Risky Business 2
Risk is life. Every living organism has to take risks. That mound of grass out there sure looks appetizing, but what if there’s a tiger crouching on the other side? If I stop grazing because I am afraid tigers will get me, I will starve to death in a few days, but if I am killed by a tiger, I am dead in the next ten minutes.
Life is always a roll of the dice.
But systems of risk are relatively new. Imagine if the deer and the tigers came to an agreement: we will select two or three of our clan every day for you to eat and in return, you promise not to spring at us from every corner.
This way, the tiger gets her supper while the deer get to plan their lives until the moment they are the meal. Not the ideal situation for the deer, for they would prefer not to be eaten at all, but it’s more predictable and less stressful until the day flesh meets claw. And it’s a great deal for the tigers, who don’t have to hunt any more. It’s an unequal system but one that offers some advantages to both parties.
The modern world is full of such risk mitigation agreements, institutions, technologies etc.
But the story of risk doesn’t end there, for risk never goes away. Efforts to reduce risk at one level may bring it back in catastrophic form at another level. Now that deer can plan their lives, they start having more kids. Everyone’s happy for a bit. The deer are happier because they can have a carefree time with their children until they’re dinner and the tigers are happier because there are more deer to eat. They too start having more children.
The more tigers there are, the more deer they eat. Of course the deer resent the tigers’ easy life backed by deer bodies. Why should we keep sending ourselves for slaughter when the tigers give us nothing in return? Why participate in this one sided market?
The deer go on strike. No more fresh meat deliveries they say. The tigers aren’t happy but being the generous killers they are, the cat council gives the deer a week to come to their senses. But the victims love their newly found freedoms. The deer authority adopts “we are winners, not your dinners!” as its official slogan.
The tigers aren’t going to stand for such an insult! They attack the deer en masse one evening. Unfortunately, the tigers have forgotten their hunting skills. The deer avoid their predators with ease. Not just that first time, but every subsequent occasion as well.
End result: The tigers starve to death.
With nothing left to check deer population growth, the deer eat all the grass in forest. With nothing left to graze, they too starve to death.
A roving band of hyenas notices the profusion of deer and muscles into the tiger’s territory. The deer aren’t as quick on their feet as they used to be. The hyena gorge themselves on deer meat for a month before moving on. The deer population never recovers.
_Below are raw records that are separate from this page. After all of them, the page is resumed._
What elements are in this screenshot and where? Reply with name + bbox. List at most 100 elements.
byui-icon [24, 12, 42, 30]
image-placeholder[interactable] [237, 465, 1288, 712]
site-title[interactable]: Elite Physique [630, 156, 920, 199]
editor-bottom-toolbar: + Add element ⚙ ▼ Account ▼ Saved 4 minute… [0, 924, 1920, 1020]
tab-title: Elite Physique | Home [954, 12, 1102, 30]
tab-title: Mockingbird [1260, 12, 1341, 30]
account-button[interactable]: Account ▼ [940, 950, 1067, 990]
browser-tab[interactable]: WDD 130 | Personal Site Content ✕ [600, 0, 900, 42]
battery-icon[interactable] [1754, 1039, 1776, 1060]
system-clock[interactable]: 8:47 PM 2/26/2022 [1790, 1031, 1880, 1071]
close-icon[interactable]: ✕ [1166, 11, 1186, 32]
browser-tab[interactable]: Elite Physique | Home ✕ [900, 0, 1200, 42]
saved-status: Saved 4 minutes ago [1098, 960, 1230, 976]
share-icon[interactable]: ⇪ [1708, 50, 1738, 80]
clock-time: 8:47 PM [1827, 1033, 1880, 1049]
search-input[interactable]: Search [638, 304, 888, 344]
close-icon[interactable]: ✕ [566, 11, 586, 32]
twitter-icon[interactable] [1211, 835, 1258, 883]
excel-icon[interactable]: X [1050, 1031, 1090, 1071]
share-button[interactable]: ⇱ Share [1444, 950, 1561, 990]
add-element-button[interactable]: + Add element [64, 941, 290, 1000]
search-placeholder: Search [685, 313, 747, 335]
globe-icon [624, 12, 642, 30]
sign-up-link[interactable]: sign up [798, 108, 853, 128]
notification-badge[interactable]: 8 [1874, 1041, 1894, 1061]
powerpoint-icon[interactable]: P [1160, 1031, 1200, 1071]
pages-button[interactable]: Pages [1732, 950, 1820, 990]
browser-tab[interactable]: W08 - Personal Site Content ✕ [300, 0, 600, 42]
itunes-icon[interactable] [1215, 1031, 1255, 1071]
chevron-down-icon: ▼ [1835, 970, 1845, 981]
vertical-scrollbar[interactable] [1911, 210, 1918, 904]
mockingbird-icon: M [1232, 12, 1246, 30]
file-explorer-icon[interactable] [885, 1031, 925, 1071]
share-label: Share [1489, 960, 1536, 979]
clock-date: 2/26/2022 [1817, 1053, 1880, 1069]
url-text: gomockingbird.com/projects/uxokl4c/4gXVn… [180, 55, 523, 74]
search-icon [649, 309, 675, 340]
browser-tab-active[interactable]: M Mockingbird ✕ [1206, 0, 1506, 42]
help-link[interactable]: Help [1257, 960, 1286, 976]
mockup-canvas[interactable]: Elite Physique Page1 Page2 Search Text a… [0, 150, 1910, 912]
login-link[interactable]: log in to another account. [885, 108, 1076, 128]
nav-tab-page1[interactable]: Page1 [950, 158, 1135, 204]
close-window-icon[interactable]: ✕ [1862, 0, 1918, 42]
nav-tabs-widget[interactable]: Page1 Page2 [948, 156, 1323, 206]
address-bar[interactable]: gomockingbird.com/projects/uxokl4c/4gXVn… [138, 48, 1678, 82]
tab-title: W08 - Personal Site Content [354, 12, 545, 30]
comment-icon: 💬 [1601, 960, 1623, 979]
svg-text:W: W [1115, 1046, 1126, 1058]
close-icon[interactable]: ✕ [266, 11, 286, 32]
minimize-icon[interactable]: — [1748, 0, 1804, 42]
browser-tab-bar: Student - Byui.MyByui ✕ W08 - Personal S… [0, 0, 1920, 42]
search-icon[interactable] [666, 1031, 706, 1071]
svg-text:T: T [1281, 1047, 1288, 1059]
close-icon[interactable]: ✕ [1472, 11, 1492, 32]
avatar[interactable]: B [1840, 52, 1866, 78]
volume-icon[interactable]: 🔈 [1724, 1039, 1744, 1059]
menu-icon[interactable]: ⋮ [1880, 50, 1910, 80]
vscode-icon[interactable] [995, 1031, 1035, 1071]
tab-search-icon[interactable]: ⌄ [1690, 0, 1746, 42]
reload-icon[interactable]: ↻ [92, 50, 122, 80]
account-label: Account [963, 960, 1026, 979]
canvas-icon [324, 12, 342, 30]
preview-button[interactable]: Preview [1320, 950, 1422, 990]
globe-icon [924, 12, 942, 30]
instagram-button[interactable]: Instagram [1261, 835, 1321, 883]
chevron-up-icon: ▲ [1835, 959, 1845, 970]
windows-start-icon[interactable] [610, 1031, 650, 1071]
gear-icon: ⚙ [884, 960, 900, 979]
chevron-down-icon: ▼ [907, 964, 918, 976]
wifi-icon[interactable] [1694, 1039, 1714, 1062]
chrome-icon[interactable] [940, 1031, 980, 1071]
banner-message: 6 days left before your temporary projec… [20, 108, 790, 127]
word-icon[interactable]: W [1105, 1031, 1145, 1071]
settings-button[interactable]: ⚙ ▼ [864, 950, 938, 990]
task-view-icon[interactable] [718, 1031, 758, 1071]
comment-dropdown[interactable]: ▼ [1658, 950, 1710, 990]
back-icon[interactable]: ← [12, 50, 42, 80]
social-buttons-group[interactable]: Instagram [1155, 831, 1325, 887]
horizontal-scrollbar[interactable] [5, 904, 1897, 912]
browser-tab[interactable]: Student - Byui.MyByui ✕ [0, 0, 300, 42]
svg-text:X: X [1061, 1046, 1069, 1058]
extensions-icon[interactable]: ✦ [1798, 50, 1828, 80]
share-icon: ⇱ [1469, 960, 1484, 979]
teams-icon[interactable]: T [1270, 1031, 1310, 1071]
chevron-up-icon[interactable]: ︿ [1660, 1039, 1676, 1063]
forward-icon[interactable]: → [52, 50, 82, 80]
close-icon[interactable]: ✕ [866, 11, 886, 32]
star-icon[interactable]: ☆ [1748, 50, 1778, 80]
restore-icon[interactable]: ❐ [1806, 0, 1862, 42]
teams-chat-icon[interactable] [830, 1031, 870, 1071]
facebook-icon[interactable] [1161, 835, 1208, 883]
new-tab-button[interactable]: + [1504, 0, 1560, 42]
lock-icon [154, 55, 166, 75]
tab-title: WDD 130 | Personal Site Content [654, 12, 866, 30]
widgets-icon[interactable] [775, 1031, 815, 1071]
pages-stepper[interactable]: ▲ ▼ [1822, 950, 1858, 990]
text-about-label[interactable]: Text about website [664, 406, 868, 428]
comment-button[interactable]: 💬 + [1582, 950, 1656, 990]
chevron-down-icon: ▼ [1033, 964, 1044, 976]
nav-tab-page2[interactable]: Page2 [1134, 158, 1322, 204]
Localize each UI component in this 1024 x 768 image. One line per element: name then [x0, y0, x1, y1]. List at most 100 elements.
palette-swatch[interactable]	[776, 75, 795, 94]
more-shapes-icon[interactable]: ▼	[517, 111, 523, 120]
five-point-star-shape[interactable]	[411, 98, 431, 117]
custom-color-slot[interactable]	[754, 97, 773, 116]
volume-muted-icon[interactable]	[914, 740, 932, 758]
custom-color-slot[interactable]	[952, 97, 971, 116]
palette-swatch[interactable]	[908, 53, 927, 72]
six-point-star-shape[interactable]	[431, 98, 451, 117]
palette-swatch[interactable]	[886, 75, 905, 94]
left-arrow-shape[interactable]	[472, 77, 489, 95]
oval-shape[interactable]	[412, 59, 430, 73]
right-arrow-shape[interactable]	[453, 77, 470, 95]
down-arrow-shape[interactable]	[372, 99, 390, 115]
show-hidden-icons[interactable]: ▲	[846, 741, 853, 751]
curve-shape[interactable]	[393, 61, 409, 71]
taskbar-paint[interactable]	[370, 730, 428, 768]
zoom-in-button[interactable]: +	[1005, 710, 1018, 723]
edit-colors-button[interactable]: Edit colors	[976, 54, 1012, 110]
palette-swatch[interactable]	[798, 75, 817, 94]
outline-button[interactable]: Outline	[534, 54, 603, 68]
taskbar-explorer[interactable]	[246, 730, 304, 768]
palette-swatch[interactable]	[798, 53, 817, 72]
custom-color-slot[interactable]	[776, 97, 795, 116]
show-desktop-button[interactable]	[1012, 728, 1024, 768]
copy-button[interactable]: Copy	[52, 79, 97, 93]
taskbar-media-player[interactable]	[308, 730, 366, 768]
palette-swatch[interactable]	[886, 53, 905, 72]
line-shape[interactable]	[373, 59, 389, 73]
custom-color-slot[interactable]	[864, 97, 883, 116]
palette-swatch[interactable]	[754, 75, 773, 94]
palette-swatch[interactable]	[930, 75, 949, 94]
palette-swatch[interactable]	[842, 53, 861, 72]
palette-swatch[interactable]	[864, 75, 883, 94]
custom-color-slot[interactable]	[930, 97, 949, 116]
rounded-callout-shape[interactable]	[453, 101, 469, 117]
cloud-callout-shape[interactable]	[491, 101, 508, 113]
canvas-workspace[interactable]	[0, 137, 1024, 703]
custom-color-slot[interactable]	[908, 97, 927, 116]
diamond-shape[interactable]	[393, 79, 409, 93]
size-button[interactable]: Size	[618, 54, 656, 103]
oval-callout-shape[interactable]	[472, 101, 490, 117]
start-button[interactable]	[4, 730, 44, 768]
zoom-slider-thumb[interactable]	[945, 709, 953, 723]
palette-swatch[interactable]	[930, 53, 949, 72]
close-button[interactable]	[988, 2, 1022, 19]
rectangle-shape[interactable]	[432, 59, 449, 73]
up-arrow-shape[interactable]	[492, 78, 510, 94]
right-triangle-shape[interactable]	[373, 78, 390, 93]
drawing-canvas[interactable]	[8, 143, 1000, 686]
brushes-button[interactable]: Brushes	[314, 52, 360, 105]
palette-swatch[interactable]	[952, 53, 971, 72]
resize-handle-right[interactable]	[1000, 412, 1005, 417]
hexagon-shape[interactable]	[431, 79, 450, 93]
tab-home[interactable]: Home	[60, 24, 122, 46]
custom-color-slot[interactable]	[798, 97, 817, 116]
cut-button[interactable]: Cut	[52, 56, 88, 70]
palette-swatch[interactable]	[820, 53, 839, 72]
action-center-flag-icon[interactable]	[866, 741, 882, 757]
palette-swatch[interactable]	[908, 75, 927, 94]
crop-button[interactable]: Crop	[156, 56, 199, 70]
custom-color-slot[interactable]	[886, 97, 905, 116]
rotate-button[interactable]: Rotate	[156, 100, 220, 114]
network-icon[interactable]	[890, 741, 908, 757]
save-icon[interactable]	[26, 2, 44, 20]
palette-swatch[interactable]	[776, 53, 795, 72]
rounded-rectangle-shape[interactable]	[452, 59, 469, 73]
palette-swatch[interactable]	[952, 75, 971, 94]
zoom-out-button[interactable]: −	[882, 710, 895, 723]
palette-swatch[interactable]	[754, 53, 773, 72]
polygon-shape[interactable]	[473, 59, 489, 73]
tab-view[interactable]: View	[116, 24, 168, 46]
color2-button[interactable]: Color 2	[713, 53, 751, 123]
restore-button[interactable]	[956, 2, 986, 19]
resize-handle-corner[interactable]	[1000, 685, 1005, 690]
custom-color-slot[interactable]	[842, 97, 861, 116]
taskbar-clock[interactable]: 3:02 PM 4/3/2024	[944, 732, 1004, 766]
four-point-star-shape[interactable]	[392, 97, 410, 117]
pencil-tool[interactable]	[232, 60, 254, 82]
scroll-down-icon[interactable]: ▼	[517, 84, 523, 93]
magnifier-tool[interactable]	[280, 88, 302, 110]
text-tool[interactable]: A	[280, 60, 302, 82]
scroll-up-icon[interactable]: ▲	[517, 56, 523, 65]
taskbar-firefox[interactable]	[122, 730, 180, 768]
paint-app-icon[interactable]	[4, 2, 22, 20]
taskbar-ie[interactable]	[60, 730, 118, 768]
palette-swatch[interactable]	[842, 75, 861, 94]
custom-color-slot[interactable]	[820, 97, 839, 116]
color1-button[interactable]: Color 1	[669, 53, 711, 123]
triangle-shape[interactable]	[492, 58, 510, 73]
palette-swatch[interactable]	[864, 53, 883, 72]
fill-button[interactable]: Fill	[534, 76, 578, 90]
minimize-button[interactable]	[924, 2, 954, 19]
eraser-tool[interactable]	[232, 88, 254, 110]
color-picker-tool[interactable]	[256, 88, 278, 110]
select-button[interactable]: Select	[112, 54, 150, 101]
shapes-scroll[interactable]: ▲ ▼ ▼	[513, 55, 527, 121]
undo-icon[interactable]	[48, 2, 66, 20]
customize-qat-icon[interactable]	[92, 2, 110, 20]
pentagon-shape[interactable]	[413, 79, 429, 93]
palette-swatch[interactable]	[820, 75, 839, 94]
With no meat left to eat, the tigers….starve to death, of course.
Moral of the story: those who can ride out a storm might find themselves blown away by a hurricane.
A risk management system can make our lives easier by smoothing out small bumps, but leave us defenseless against large variations. Which would be fine as long as the large variations are exceedingly rare, but what if the risk management system increases the probability of large variations? Like how the plentiful deer attract hyenas, or how globalized commerce and travel increases the probability of pandemics.
That would be an unintended consequence wouldn’t it?
There’s a vast literature on risk, from fields as disparate as philosophy and chemistry. No doubt we need to consult those texts, but we might also want to glance at risky literature, i.e., not literature about risk (often written by scholars who have never risked a thing in their lives) but literature that’s a form of risk taking in itself.
The most famous collection of risky literature is the 1001 nights, with the storyteller facing the knife every sunset, but there’s also the Pancatantra and its Arabic translation - the tales of Kalilah and Dimnah. I just learned the writer/translator of Kalilah and Dimnah - Ibn al-Muqaffaʿ - was employed by the first Abbasid Caliph’s uncle and executed by the second Abbasid Caliph for writing lines that criticized him.
He who lives by the pen dies by the sword. The martyr of Basra is one of the patron saints of risk, but he was writing before the stock market and the insurance policy. Premodern literature was typically a hero’s journey, a story about an extraordinary individual. Only they had the capacity for risk taking. The modern system isn’t just about the commodification of labor and material goods. It’s also about the commodification of risk - the stock market and health insurance has made risk takers of us all.